Département de Néphrologie et Transplantation d'organes, Unité de Réanimation, Hôpital Rangueil, Centre Hospitalier Universitaire de Toulouse, 1, avenue Jean Poulhes, 31059, Toulouse, France.
Laboratoire d'Immunologie, Hôpital Rangueil, Centre Hospitalier Universitaire de Toulouse, F-31000, Toulouse, France.
BMC Anesthesiol. 2019 Jul 17;19(1):130. doi: 10.1186/s12871-019-0800-0.
Risk of over-immunosuppression or immunization may mitigate the overall and long-term renal outcomes of kidney transplant recipients (KTR) admitted to the ICU in the modern era but remain poorly described. Thus, there is an unmet need to better characterize the survival of KTR admitted to the ICU, but also the renal and immunological outcomes of survivors.
Retrospective observational study that included 200 KTR admitted between 2010 and 2016 to the ICU of a teaching hospital (median age 61 years [IQR 50.7-68]; time from transplantation 41 months [IQR 5-119]). Survival curves were compared using the Log-rank test.
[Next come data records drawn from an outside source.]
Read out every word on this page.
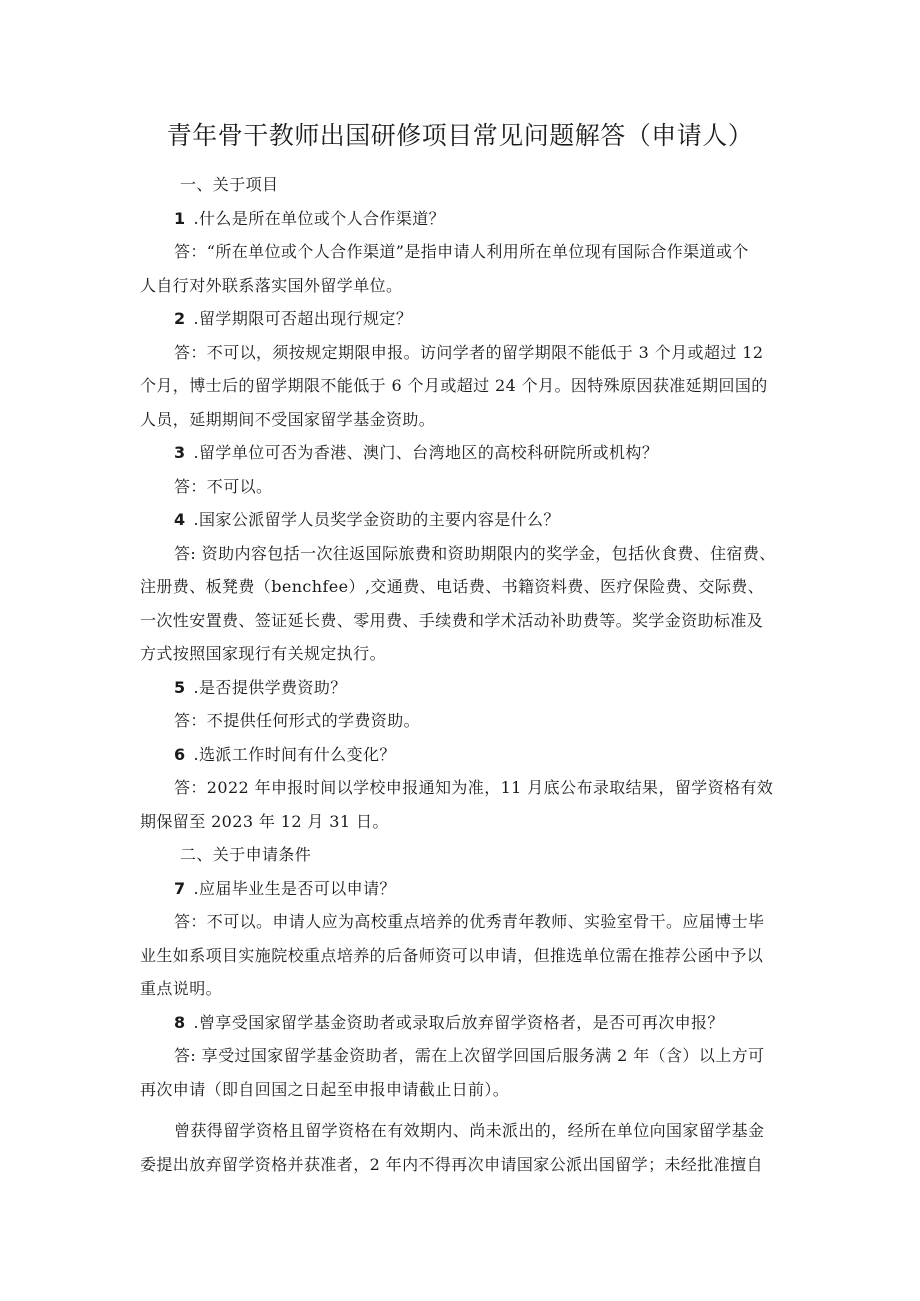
青年骨干教师出国研修项目常见问题解答（申请人）
一、关于项目
1 .什么是所在单位或个人合作渠道？
答：“所在单位或个人合作渠道”是指申请人利用所在单位现有国际合作渠道或个
人自行对外联系落实国外留学单位。
2 .留学期限可否超出现行规定？
答：不可以，须按规定期限申报。访问学者的留学期限不能低于 3 个月或超过 12
个月，博士后的留学期限不能低于 6 个月或超过 24 个月。因特殊原因获准延期回国的
人员，延期期间不受国家留学基金资助。
3 .留学单位可否为香港、澳门、台湾地区的高校科研院所或机构？
答：不可以。
4 .国家公派留学人员奖学金资助的主要内容是什么？
答: 资助内容包括一次往返国际旅费和资助期限内的奖学金，包括伙食费、住宿费、
注册费、板凳费（benchfee）,交通费、电话费、书籍资料费、医疗保险费、交际费、
一次性安置费、签证延长费、零用费、手续费和学术活动补助费等。奖学金资助标准及
方式按照国家现行有关规定执行。
5 .是否提供学费资助？
答：不提供任何形式的学费资助。
6 .选派工作时间有什么变化？
答：2022 年申报时间以学校申报通知为准，11 月底公布录取结果，留学资格有效
期保留至 2023 年 12 月 31 日。
二、关于申请条件
7 .应届毕业生是否可以申请？
答：不可以。申请人应为高校重点培养的优秀青年教师、实验室骨干。应届博士毕
业生如系项目实施院校重点培养的后备师资可以申请，但推选单位需在推荐公函中予以
重点说明。
8 .曾享受国家留学基金资助者或录取后放弃留学资格者，是否可再次申报？
答: 享受过国家留学基金资助者，需在上次留学回国后服务满 2 年（含）以上方可
再次申请（即自回国之日起至申报申请截止日前）。
曾获得留学资格且留学资格在有效期内、尚未派出的，经所在单位向国家留学基金
委提出放弃留学资格并获准者，2 年内不得再次申请国家公派出国留学；未经批准擅自
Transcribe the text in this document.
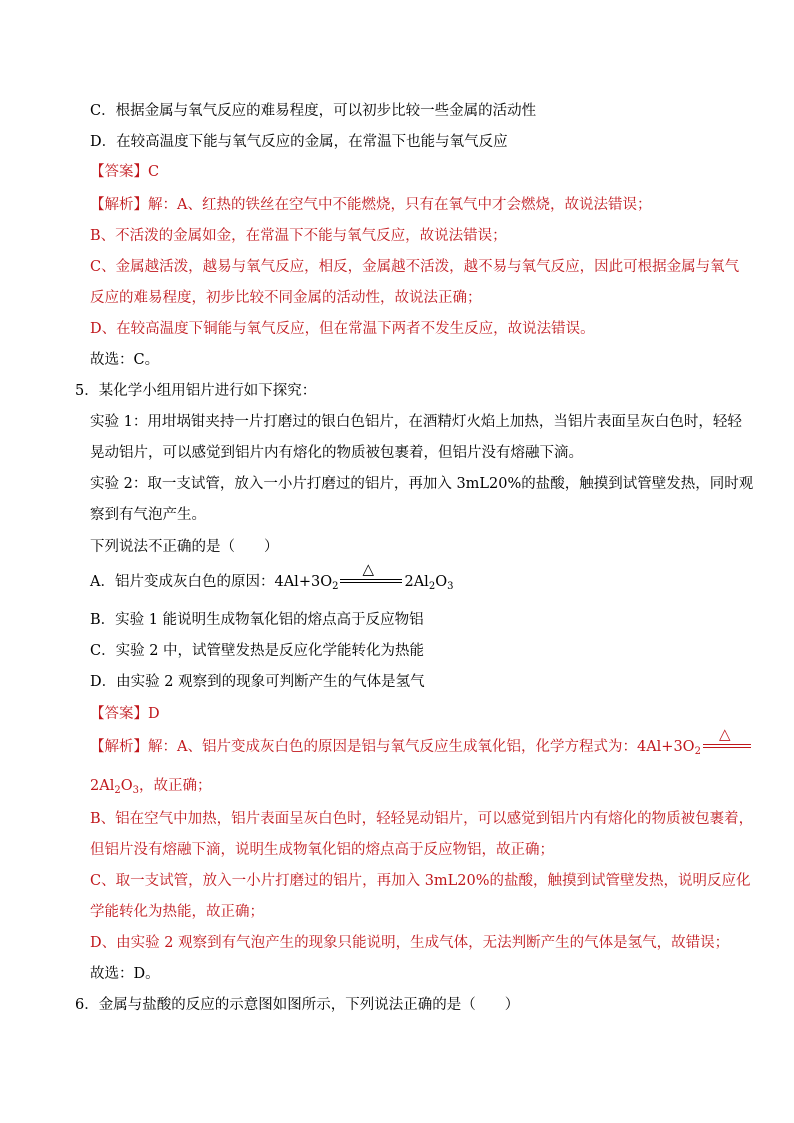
C．根据金属与氧气反应的难易程度，可以初步比较一些金属的活动性
D．在较高温度下能与氧气反应的金属，在常温下也能与氧气反应
【答案】C
【解析】解：A、红热的铁丝在空气中不能燃烧，只有在氧气中才会燃烧，故说法错误；
B、不活泼的金属如金，在常温下不能与氧气反应，故说法错误；
C、金属越活泼，越易与氧气反应，相反，金属越不活泼，越不易与氧气反应，因此可根据金属与氧气
反应的难易程度，初步比较不同金属的活动性，故说法正确；
D、在较高温度下铜能与氧气反应，但在常温下两者不发生反应，故说法错误。
故选：C。
5．某化学小组用铝片进行如下探究：
实验 1：用坩埚钳夹持一片打磨过的银白色铝片，在酒精灯火焰上加热，当铝片表面呈灰白色时，轻轻
晃动铝片，可以感觉到铝片内有熔化的物质被包裹着，但铝片没有熔融下滴。
实验 2：取一支试管，放入一小片打磨过的铝片，再加入 3mL20%的盐酸，触摸到试管壁发热，同时观
察到有气泡产生。
下列说法不正确的是（　　）
A．铝片变成灰白色的原因：$4Al+3O_2$
△
$2Al_2O_3$
B．实验 1 能说明生成物氧化铝的熔点高于反应物铝
C．实验 2 中，试管壁发热是反应化学能转化为热能
D．由实验 2 观察到的现象可判断产生的气体是氢气
【答案】D
【解析】解：A、铝片变成灰白色的原因是铝与氧气反应生成氧化铝，化学方程式为：$4Al+3O_2$
△
$2Al_2O_3$，故正确；
B、铝在空气中加热，铝片表面呈灰白色时，轻轻晃动铝片，可以感觉到铝片内有熔化的物质被包裹着，
但铝片没有熔融下滴，说明生成物氧化铝的熔点高于反应物铝，故正确；
C、取一支试管，放入一小片打磨过的铝片，再加入 3mL20%的盐酸，触摸到试管壁发热，说明反应化
学能转化为热能，故正确；
D、由实验 2 观察到有气泡产生的现象只能说明，生成气体，无法判断产生的气体是氢气，故错误；
故选：D。
6．金属与盐酸的反应的示意图如图所示，下列说法正确的是（　　）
Mortality rates following admission to the ICU was low (26.5% at month-6), mainly related to early mortality (20% in-hospital), and predicted by the severity of the acute condition (SAPS2 score) but also by Epstein Barr Virus proliferation in the weeks preceding the admission to the ICU. Acute kidney injury (AKI) was highly prevalent (85.1%). Progression toward chronic kidney disease (CKD) was observed in 45.1% of survivors. 15.1% of survivors developed new anti-HLA antibodies (donor-specific antibodies 9.2% of cases) that may impact the long-term renal transplantation function.
Notwithstanding the potential biases related to the retrospective and monocentric nature of this study, our findings obtained in a large cohort of KTR suggest that survival of KTR admitted in ICU is good but in-ICU management of these patients may alter both survival and AKI to CKD transition, as well as HLA immunization. Further interventional studies, including systematic characterization of the Epstein Barr virus proliferation at the admission (i.e., a potential surrogate marker of an underlying immune paralysis and frailty) will need to address the optimal management of immunosuppressive regimen in ICU to improve survival but also renal and immunological outcomes.
在现代,重症监护病房(ICU)收治的肾移植受者(KTR)过度免疫抑制或免疫接种的风险可能会改善其总体和长期肾脏预后,但目前对此描述仍不完善。因此,我们需要更好地描述 ICU 收治的 KTR 的生存率,还需要描述幸存者的肾脏和免疫结局。
这是一项回顾性观察性研究,纳入了 2010 年至 2016 年期间在教学医院 ICU 收治的 200 名 KTR(中位年龄 61 岁[IQR 50.7-68];移植后时间 41 个月[IQR 5-119])。使用对数秩检验比较生存曲线。
ICU 收治后的死亡率较低(6 个月时为 26.5%),主要与早期死亡率(住院期间 20%)相关,且与急性疾病严重程度(SAPS2 评分)以及 ICU 收治前数周内 Epstein Barr 病毒增殖相关。急性肾损伤(AKI)的发生率很高(85.1%)。幸存者中观察到慢性肾脏病(CKD)进展(45.1%)。15.1%的幸存者出现新的抗 HLA 抗体(供体特异性抗体占 9.2%),这可能会影响长期肾移植功能。
尽管这项研究存在回顾性和单中心的潜在偏倚,但我们在大型 KTR 队列中获得的研究结果表明,ICU 收治的 KTR 生存率良好,但 ICU 对这些患者的管理可能会改变患者的生存和 AKI 向 CKD 转变,以及 HLA 免疫。需要进一步的干预性研究,包括系统描述入院时 Epstein Barr 病毒增殖情况(即潜在的免疫麻痹和脆弱性替代标志物),以确定 ICU 中免疫抑制方案的最佳管理方法,以改善生存率,同时改善肾脏和免疫结局。